ISCVE WHO Make Listening Safe 600x300 Image 2021

Make Listening Safe – A project by the WHO

The World Health Organisation (WHO) in conjunction with International Telecommunication Union (ITU) through a multi-stakeholder collaboration involving experts from professional associations, civil society organisations and the private sector has published a global standard to make listening safe.

Through this campaign, WHO aims to raise awareness about safe listening practices especially among young people and highlight the need for safe listening to policy-makers, health professionals, parents and others.

The World Health Organization (WHO) estimates that billion young people worldwide could be at risk of hearing loss due to unsafe listening practices.

Over 43 million people between the ages of 12–35 years live with disabling hearing loss due to different causes.

Among teenagers and young adults aged 12–35 years in middle- and high-income countries: ƒ

  • Nearly 50% are exposed to unsafe levels of sound from the use of personal audio devices. ƒ
  • Around 40% are exposed to potentially damaging sound levels at clubs, discotheques and bars.

Noise-induced hearing loss is irreversible.

Exposure to loud sounds for any length of time causes fatigue of the ear’s sensory cells. The result is temporary hearing loss or tinnitus (a ringing sensation in the ear).

A person enjoying a loud concert may come out experiencing ‘muffled’ hearing or tinnitus. The hearing improves as the sensory cells recover.
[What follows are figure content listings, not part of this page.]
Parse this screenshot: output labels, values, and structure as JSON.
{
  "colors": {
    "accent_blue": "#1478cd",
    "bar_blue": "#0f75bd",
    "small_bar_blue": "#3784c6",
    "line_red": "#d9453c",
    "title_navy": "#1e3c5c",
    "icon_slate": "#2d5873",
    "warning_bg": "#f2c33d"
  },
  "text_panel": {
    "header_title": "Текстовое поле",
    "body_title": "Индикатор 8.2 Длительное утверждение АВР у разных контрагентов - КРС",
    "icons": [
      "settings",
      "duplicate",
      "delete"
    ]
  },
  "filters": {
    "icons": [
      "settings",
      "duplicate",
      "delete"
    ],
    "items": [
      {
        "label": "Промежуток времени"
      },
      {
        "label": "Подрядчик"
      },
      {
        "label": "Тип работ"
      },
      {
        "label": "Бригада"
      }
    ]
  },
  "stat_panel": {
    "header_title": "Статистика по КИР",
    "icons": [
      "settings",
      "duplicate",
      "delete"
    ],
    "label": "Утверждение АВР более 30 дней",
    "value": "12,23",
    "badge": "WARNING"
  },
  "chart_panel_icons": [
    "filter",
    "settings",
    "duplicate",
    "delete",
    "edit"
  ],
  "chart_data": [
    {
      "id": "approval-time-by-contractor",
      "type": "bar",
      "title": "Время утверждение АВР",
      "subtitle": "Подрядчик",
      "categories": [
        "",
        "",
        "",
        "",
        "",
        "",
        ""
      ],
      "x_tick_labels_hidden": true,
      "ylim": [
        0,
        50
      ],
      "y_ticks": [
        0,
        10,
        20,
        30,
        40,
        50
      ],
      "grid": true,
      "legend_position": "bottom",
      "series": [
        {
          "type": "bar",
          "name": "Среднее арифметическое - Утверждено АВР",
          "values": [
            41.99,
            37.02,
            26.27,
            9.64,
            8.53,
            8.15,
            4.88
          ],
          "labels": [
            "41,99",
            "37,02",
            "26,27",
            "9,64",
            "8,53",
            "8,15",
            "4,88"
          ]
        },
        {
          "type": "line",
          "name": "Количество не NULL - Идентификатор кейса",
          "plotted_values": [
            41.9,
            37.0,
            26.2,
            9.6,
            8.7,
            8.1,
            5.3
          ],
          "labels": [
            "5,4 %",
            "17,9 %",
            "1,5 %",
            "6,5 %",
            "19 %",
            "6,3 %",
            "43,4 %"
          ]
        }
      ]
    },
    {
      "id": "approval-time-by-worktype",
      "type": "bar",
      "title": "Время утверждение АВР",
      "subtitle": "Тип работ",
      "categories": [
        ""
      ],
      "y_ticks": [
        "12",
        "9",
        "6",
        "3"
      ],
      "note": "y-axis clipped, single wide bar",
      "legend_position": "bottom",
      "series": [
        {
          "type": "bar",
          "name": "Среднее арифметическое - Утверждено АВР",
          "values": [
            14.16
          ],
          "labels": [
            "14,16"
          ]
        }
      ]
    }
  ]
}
When the exposure is particularly loud, regular or prolonged, it can cause permanent damage of the sensory cells and other structures, resulting in irreversible hearing loss.

How to make listening safe

There are many actions which can be taken to make listening safe for all. These include measures put in place by individual users, as well as parents, teachers, managers, manufacturers and governments.

Steps can include;

  • Keep the volume down
  • Limit time spent engaged in noisy activities
  • Monitor safe listening levels
  • Heed the warning signs of hearing loss
  • Get regular hearing check-ups

The standard includes suggested further steps that can be taken by parents, teachers, physicians, governments and manufacturers to help resolve the situation.